I understand that $\sigma$ sends $a_k$ to $a_{k} + 1$ (mod m). Moreover, $\sigma (a_k +1) = a_k +2$ (mod m) That is to say $\sigma ^2 $ sends $a_k$ to $a_k + 2$. One can repeat this indefinitely and can easily show that for any $i \in \mathbb{Z}$$ \sigma^i (a_k) = a_k +i$ (mod m)
Is this the right direction or am I dead wrong?
It might help if you consider a simple example, such as the powers of the circular permutation $\sigma=(1,2,3,4,5,6)$. You'll see that $\sigma^2=(1,3,5)(2,4,6)$ consists of two disjoint 3-cycles, and that $\sigma^3$ consists of three disjoint 2-cycles.

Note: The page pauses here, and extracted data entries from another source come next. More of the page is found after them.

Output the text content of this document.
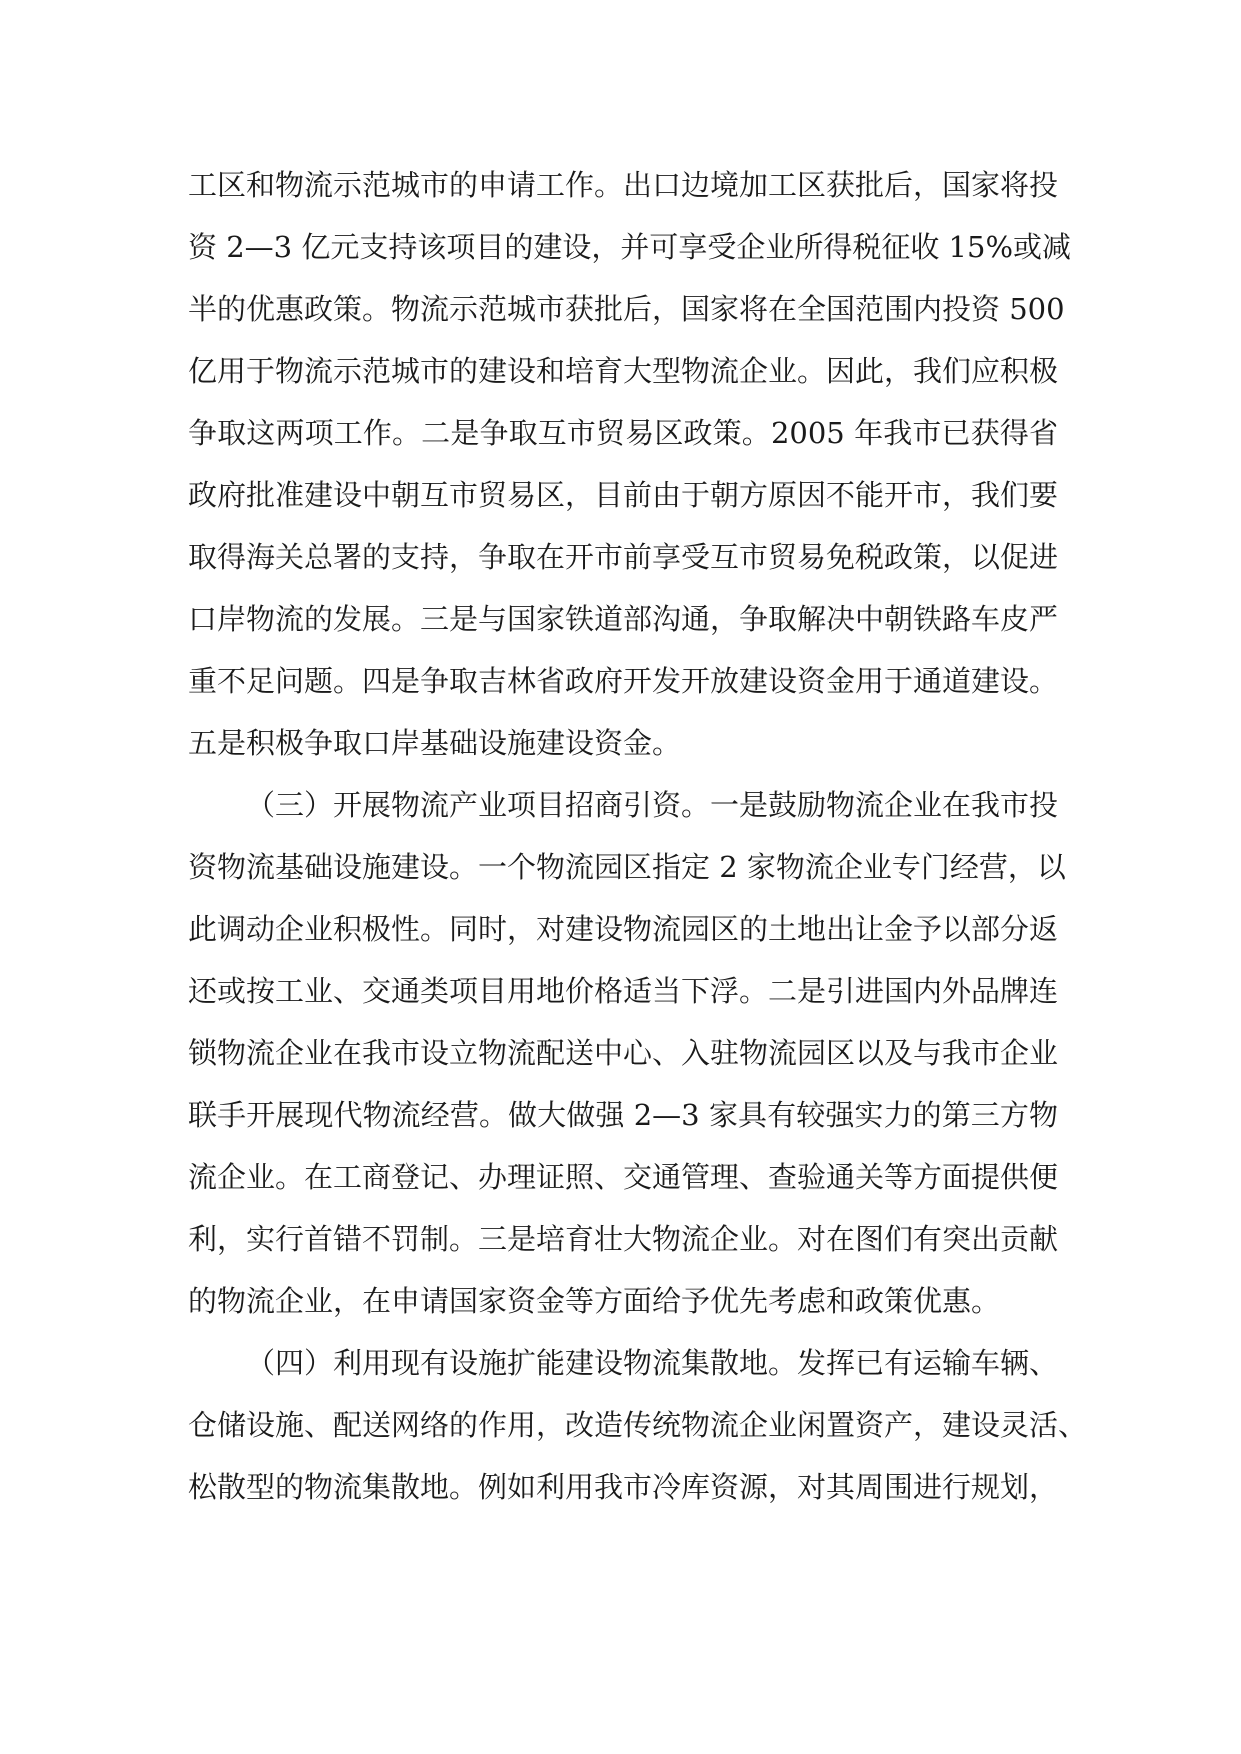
工区和物流示范城市的申请工作。出口边境加工区获批后，国家将投
资 2—3 亿元支持该项目的建设，并可享受企业所得税征收 15%或减
半的优惠政策。物流示范城市获批后，国家将在全国范围内投资 500
亿用于物流示范城市的建设和培育大型物流企业。因此，我们应积极
争取这两项工作。二是争取互市贸易区政策。2005 年我市已获得省
政府批准建设中朝互市贸易区，目前由于朝方原因不能开市，我们要
取得海关总署的支持，争取在开市前享受互市贸易免税政策，以促进
口岸物流的发展。三是与国家铁道部沟通，争取解决中朝铁路车皮严
重不足问题。四是争取吉林省政府开发开放建设资金用于通道建设。
五是积极争取口岸基础设施建设资金。
（三）开展物流产业项目招商引资。一是鼓励物流企业在我市投
资物流基础设施建设。一个物流园区指定 2 家物流企业专门经营，以
此调动企业积极性。同时，对建设物流园区的土地出让金予以部分返
还或按工业、交通类项目用地价格适当下浮。二是引进国内外品牌连
锁物流企业在我市设立物流配送中心、入驻物流园区以及与我市企业
联手开展现代物流经营。做大做强 2—3 家具有较强实力的第三方物
流企业。在工商登记、办理证照、交通管理、查验通关等方面提供便
利，实行首错不罚制。三是培育壮大物流企业。对在图们有突出贡献
的物流企业，在申请国家资金等方面给予优先考虑和政策优惠。
（四）利用现有设施扩能建设物流集散地。发挥已有运输车辆、
仓储设施、配送网络的作用，改造传统物流企业闲置资产，建设灵活、
松散型的物流集散地。例如利用我市冷库资源，对其周围进行规划，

Suppose $\sigma=(1,2,\ldots,m)$. Then $\sigma^i$ maps $k$ to $k+i$ for every $k$ (where sum is modulo $m$), hence maps $k+i$ to $k+2i$, $k+2i$ to $k+3i$, and so on. Thus $\sigma^i: k \mapsto k+i \mapsto k+2i \mapsto \cdots k+(m-1)i \mapsto k$. These elements are distinct (i.e. $\sigma^i$ is an $m$-cycle) iff $k+ix$ and $k+iy$ are distinct whenever $x$ and $y$ are distinct, i.e. iff $k+ix \not\equiv k+iy$, for all distinct $x,y \in \{0,1,\ldots,m-1\}$, i.e. iff $i(x-y) \not\equiv 0 \pmod m$. Show that this condition is satisfied iff $i$ and $m$ are relatively prime.